All the guards and Noblemen who a moment before had been wrangling around the arrest of Amadeus Baroque were now lost in swirls of crowds of them, it amazed me to see the extent and numbers of the Wizard’s Evilist Colony.
Then I heard the screams of thousands of gnomes in the unbelievably immense cellar beneath the Castle, a cellar so enormous, so full of coffins, and levels, and shaftways that you try to crawl out of and they get increasingly narrower —there were gnomes dying down there.
The Parapet heaved up farther, it was about to gulp itself up, rocks and dust and sand flew, Doctor Sax took his suction cups and climbed the sheer wall of the Parapet and came to the edge howling.

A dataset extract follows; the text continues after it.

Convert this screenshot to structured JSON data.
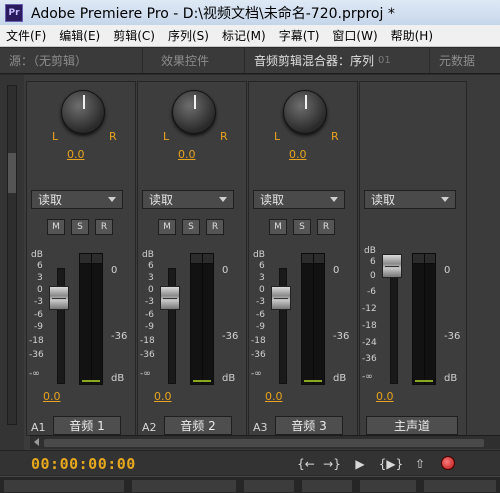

I saw the mad frustrated puppeteer with the long black feet running under falling boulders. “There must have been a lot to what Doctor Sax said if he used to stand in the door of the Castle bowing from the waist,” I said to myself in a daze. Boaz Jr. went up, climbed several balconies: he was safe, sitting on another parapet with old shriveled Wizard with his white hair. An updraft from the Pit made all their hair stand wild and flamelike.